Architect Charles Wenzlau addressed concerns made at the first meeting.
He said for night events they would use a new auditorium at the existing middle school. The on-school pick-up-drop-off area will be done in reverse direction to lessen exhaust on nearby homes. Regarding noise, teachers and students will be inside buildings rather than the outside mechanical noise that can be heard from current tenants.
Planning Commissioner Bill Chester welcomed the changes, especially putting green space rather than parking behind the buildings. He said those showed “community-mindedness.”
Commissioner Ashley Mathews called the high school a good thing for downtown.

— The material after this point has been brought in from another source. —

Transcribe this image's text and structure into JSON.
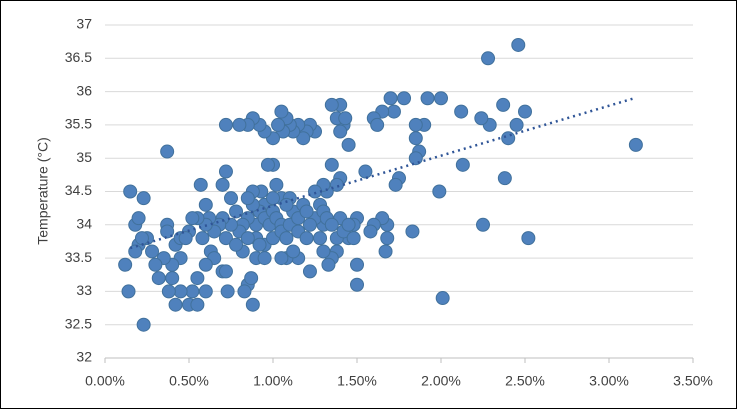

She said it would be great to have youth as part of the community. She especially approved of redevelopment rather than new construction.
New Commissioner Ariel Birtley agreed that it would “add liveliness to downtown.”

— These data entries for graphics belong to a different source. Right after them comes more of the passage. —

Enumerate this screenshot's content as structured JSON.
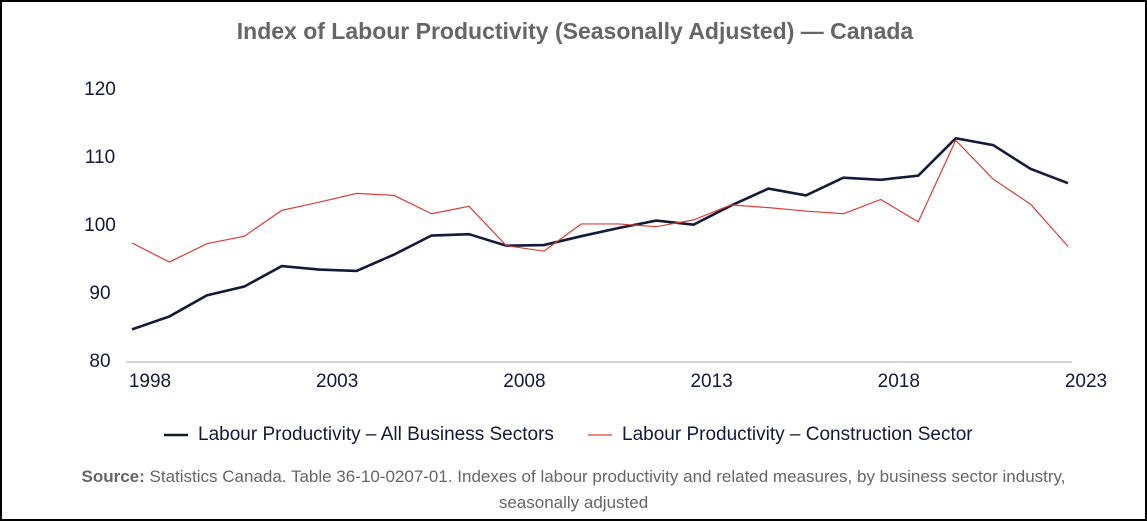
{
  "chart_data": {
    "type": "line",
    "title": "Index of Labour Productivity (Seasonally Adjusted) — Canada",
    "categories": [
      "1998",
      null,
      null,
      null,
      null,
      "2003",
      null,
      null,
      null,
      null,
      "2008",
      null,
      null,
      null,
      null,
      "2013",
      null,
      null,
      null,
      null,
      "2018",
      null,
      null,
      null,
      null,
      "2023"
    ],
    "series": [
      {
        "name": "Labour Productivity – All Business Sectors",
        "color": "#14193a",
        "values": [
          84.8,
          86.7,
          89.8,
          91.1,
          94.1,
          93.6,
          93.4,
          95.8,
          98.6,
          98.8,
          97.1,
          97.2,
          98.5,
          99.7,
          100.8,
          100.2,
          103.0,
          105.5,
          104.5,
          107.1,
          106.8,
          107.4,
          112.9,
          111.9,
          108.4,
          106.3
        ]
      },
      {
        "name": "Labour Productivity – Construction Sector",
        "color": "#d9403a",
        "values": [
          97.5,
          94.7,
          97.4,
          98.5,
          102.3,
          103.5,
          104.8,
          104.5,
          101.8,
          102.9,
          97.1,
          96.3,
          100.3,
          100.3,
          99.9,
          100.9,
          103.1,
          102.7,
          102.2,
          101.8,
          103.9,
          100.6,
          112.6,
          106.9,
          103.2,
          97.0
        ]
      }
    ],
    "ylim": [
      80,
      120
    ],
    "yticks": [
      80,
      90,
      100,
      110,
      120
    ],
    "grid": false,
    "legend": "bottom",
    "source_label": "Source:",
    "source_text": "Statistics Canada. Table 36-10-0207-01. Indexes of labour productivity and related measures, by business sector industry, seasonally adjusted"
  }
}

Sarah Blossom, commission chair, said it would be great to have a private high school as an alternative to the public ones in town. She liked the idea of having students dropped off at a nearby public parking area and have them walk the short way to school.

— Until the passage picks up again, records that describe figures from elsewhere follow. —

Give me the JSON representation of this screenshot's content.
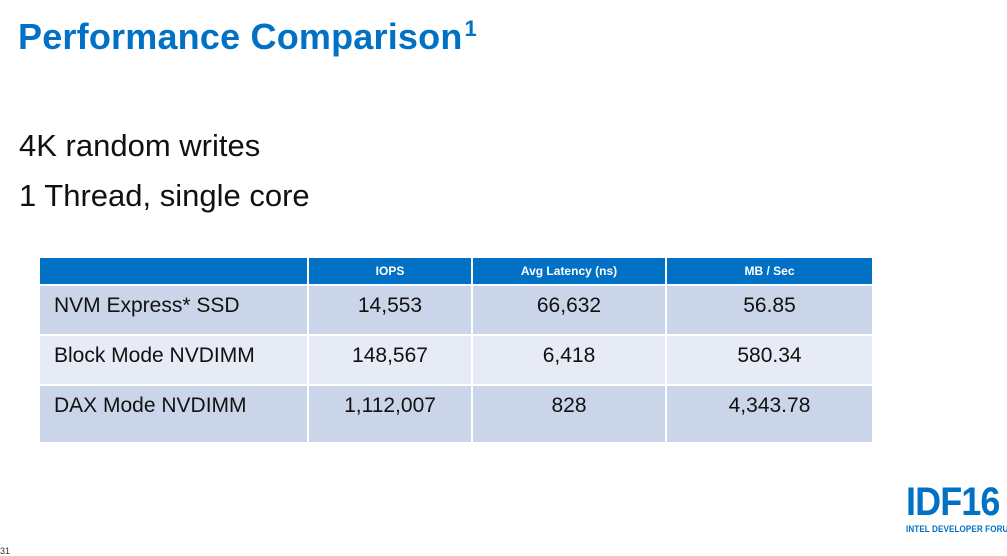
{
  "slide": {
    "title": "Performance Comparison",
    "title_footnote": "1",
    "line1": "4K random writes",
    "line2": "1 Thread, single core",
    "page_number": "31"
  },
  "table": {
    "headers": [
      "",
      "IOPS",
      "Avg Latency (ns)",
      "MB / Sec"
    ],
    "rows": [
      [
        "NVM Express* SSD",
        "14,553",
        "66,632",
        "56.85"
      ],
      [
        "Block Mode NVDIMM",
        "148,567",
        "6,418",
        "580.34"
      ],
      [
        "DAX Mode NVDIMM",
        "1,112,007",
        "828",
        "4,343.78"
      ]
    ]
  },
  "logo": {
    "big_text": "IDF16",
    "small_text": "INTEL DEVELOPER FORUM"
  },
  "colors": {
    "accent": "#0071c5",
    "row_dark": "#cbd5ea",
    "row_light": "#e7ebf5"
  }
}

But she still was concerned about lack of parking for students who drive, even though the school will encourage students not to drive there. She wondered what the city’s recourse would be if too many students drive.
Commissioner Lisa Macchio said she hears the community about its parking and traffic concerns. She said developments often are tied up by the city’s poor parking policy, and she wants to know “how do we do things better?”
Wenzlau said developers are trying to be proactive to be good neighbors. They will try to find a good solution and collaborate with city staff to work it out.
Public comments were few. One said the changes in response to the first meeting were appreciated. Another said a buffer is still needed.
Jane Greenberg was still concerned about the cost to nearby property owners. Cars and exhaust were still a concern along with noise from students and teachers. And she wondered how it would affect property values. She encouraged the commission to follow its “wonderful” guiding principles and not change the atmosphere of “our Winslow town.”